Réveillé par le tapage de mes canards tôt ce matin, le 567éme Dimanche du troisième millénaire…., j’ai hésité entre aller au fameux souk de Médenine, faire un bain de foule et un trop plein de brocantes, ou aller humer les traces de mes ancêtres sur les plages de l’Île aux Lotophages, ou encore aller renifler les derniers silex et coquilles d’œuf d’autruche sur les « Gataaya » de Zarzis sud. Mais d’un coup de volant, j’ai balayé le tout pour me diriger vers les cotes d’Ejdaria. (El Bibane).
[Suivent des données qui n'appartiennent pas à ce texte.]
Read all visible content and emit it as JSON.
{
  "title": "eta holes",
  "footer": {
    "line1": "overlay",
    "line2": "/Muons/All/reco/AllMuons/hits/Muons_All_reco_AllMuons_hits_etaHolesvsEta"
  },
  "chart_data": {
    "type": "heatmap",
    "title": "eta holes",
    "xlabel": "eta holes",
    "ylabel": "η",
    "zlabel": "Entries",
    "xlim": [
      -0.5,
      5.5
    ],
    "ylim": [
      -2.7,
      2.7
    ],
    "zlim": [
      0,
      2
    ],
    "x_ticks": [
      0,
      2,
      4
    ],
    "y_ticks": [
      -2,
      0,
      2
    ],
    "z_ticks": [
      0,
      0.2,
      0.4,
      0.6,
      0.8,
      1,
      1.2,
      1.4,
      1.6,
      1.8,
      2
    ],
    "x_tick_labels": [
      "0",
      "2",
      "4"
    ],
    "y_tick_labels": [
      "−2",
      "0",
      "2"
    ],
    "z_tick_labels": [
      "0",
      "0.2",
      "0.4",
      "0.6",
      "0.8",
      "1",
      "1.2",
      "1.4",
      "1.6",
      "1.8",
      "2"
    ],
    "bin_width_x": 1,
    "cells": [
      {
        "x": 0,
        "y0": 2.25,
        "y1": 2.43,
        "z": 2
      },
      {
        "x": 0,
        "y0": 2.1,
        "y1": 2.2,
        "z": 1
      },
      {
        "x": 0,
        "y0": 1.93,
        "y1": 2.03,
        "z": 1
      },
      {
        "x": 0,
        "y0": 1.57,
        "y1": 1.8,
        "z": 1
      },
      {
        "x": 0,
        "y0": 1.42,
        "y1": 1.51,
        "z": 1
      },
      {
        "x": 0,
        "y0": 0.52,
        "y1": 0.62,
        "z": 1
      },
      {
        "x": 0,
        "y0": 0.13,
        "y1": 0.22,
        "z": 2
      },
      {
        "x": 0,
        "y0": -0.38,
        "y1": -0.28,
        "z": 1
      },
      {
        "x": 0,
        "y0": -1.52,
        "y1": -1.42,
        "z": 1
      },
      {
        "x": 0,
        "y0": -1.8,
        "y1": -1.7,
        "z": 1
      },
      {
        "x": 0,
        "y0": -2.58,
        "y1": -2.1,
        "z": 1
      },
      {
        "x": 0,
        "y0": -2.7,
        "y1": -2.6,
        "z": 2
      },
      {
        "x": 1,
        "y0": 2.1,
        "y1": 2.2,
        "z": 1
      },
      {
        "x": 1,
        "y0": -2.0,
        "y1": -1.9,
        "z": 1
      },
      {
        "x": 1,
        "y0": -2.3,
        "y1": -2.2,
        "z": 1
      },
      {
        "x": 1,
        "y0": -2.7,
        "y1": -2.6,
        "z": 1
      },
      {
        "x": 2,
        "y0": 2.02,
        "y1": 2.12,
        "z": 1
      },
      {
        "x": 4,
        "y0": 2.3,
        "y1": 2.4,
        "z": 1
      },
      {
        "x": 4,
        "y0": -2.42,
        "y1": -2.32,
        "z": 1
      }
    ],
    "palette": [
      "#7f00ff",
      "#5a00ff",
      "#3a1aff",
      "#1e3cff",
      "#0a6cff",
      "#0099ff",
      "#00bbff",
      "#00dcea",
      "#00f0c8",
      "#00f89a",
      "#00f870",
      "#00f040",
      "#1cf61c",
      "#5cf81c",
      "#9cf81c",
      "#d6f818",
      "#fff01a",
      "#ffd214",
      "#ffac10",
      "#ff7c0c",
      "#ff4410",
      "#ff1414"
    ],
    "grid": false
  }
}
Sur la route, j’ai empêché un Libyen de doubler dans un virage et effectivement il y avait un bolide qui venait d’en face, alors le Tripolitain, m’avait fait plusieurs signes sonores et lumineux de gratitude…pendant que je disais en moi-même : « Du calme mon ami, tu vois devant toi, mes assemblages artistiques géantes sur les cotés de la route pour t’ouvrir les yeux et l’esprit, mes textes sur le net pour un parcours pacifique de la révolution Libyennes, et toute une poésie et une littérature de soutien et d’accompagnement… Au moins, on aura l’arrêt de la catapulte humaine, des Mamadou et des Momo. Et par la même occasion frères Libyens, s’il vous plait, « Yarham waaldikom » prenez vous en charge et entrez dans l’histoire par sa grande porte, celle de la paix et de l’humanité».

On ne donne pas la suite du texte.